Richard R. Wilk (born 22 May 1953) is an American anthropologist best known for his work in economic anthropology focusing most recently on food, though he has published widely on diverse topics including human ecology, consumer behavior, beauty pageants, Maya culture, bad poetry, and visual anthropology. Wilk has published 89 works, and his research has been translated into five languages. He was the Director of the Open Anthropology Institute.

==Education==

Wilk received his Bachelor of Arts at New York University in 1971 and his Masters and PhD at the University of Arizona in 1981. Wilk did his dissertation research in southern Belize describing the ecological strategies of Kekchi speakers in and around the village of Aguacate.
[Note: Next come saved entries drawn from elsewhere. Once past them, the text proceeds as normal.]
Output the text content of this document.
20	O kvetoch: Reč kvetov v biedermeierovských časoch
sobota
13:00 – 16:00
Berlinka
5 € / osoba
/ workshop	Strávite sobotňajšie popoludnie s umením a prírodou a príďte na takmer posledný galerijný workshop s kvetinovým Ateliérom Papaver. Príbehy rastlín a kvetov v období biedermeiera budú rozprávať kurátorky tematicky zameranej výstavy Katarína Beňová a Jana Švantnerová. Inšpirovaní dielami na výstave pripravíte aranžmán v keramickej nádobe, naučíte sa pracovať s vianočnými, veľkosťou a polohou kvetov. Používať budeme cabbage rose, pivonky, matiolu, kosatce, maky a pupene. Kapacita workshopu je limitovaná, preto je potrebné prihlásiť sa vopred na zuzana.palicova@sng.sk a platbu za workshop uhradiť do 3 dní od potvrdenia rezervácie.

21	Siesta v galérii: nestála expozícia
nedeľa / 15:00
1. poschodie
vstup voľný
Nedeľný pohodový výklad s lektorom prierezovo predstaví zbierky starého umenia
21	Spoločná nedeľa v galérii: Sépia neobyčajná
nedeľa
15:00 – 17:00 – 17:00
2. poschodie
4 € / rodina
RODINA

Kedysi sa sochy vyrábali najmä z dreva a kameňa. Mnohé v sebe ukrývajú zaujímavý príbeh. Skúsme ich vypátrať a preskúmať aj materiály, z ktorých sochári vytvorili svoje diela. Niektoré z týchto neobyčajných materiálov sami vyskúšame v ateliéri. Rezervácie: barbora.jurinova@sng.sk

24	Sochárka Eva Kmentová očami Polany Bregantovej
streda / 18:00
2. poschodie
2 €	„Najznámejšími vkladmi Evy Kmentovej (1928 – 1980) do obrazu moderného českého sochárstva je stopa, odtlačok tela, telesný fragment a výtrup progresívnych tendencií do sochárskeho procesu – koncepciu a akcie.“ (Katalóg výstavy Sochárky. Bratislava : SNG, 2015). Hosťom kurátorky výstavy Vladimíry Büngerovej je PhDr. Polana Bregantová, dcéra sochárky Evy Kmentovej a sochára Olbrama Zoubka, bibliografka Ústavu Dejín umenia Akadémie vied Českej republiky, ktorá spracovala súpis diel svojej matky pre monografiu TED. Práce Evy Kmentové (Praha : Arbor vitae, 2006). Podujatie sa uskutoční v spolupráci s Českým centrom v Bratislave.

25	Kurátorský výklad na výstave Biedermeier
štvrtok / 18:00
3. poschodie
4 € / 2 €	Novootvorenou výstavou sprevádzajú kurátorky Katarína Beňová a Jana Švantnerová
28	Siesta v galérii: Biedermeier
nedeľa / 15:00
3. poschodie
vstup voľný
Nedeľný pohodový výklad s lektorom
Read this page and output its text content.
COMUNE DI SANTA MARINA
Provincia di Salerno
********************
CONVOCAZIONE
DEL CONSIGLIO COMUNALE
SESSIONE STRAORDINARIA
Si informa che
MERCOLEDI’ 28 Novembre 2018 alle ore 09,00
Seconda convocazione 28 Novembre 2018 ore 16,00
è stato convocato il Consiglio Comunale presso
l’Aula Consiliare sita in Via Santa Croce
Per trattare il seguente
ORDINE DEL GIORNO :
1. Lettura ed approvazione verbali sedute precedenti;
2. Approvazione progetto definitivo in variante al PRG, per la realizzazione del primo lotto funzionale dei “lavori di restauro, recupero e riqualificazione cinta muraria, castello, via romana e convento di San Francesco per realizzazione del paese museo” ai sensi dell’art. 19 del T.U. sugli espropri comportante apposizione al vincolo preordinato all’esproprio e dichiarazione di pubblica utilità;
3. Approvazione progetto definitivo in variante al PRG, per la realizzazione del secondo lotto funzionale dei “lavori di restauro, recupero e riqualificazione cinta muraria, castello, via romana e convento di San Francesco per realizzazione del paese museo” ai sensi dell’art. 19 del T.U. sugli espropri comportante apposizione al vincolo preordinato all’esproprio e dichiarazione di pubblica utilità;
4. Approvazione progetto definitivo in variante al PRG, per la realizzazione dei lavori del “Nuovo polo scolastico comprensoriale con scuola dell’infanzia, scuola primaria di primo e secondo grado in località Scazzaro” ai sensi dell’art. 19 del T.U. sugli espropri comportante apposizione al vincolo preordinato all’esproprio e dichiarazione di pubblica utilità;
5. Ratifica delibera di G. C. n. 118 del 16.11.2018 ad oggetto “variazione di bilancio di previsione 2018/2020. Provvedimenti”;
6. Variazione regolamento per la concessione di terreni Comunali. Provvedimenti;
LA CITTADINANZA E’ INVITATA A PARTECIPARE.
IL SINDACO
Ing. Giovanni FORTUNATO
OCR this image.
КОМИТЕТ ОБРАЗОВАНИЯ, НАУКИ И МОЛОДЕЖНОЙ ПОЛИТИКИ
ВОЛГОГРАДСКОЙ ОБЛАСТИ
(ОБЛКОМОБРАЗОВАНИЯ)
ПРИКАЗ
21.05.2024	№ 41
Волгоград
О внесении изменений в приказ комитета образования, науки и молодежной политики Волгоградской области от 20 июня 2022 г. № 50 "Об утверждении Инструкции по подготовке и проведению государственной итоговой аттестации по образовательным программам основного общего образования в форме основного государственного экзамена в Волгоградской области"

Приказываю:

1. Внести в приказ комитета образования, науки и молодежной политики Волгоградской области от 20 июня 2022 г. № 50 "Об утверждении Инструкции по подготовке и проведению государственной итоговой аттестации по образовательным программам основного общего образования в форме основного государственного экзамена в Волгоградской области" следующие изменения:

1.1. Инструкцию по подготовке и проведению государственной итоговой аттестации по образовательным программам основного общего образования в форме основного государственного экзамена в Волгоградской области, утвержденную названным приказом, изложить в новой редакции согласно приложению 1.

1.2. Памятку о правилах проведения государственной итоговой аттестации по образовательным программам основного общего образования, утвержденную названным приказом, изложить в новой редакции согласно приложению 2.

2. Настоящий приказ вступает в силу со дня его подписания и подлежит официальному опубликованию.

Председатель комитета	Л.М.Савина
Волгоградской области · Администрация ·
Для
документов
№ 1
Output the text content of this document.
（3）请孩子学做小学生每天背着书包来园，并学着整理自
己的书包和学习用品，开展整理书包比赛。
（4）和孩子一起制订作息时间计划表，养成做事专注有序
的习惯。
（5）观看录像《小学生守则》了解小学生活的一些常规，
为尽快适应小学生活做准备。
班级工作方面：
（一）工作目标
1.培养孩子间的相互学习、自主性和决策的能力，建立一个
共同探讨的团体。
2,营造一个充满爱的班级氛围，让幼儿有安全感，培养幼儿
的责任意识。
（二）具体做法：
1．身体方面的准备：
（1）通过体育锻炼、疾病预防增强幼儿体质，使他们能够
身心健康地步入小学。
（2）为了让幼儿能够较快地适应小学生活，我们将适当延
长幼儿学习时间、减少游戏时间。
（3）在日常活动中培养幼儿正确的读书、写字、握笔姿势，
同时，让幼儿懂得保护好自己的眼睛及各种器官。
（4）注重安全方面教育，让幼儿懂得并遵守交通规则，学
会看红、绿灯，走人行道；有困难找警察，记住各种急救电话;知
His dissertation was later published in the book Household Ecology: Economic Change and Domestic Life among the Kekchi Maya in Belize.

==Career==
Wilk moved to Indiana University in 1988 where he spent the remainder of his academic career, chairing the department in 2003, and named Provost's Professor in 2011 and Distinguished Professor in 2017. He has held visiting professorships at University College London, University of California at Berkeley, National University of Singapore, Ecole des Hautes Etudes en Sciences Sociales in Marseille, and the University of Gastronomic Sciences in Bra, Italy.

== Awards ==

- Society for Economic Anthropology Book Prize, for “Home Cooking in the Global Village,” 2009

== Felony Conviction ==

In 2024, Wilk pleaded guilty to possession of child pornography, a level 5 felony.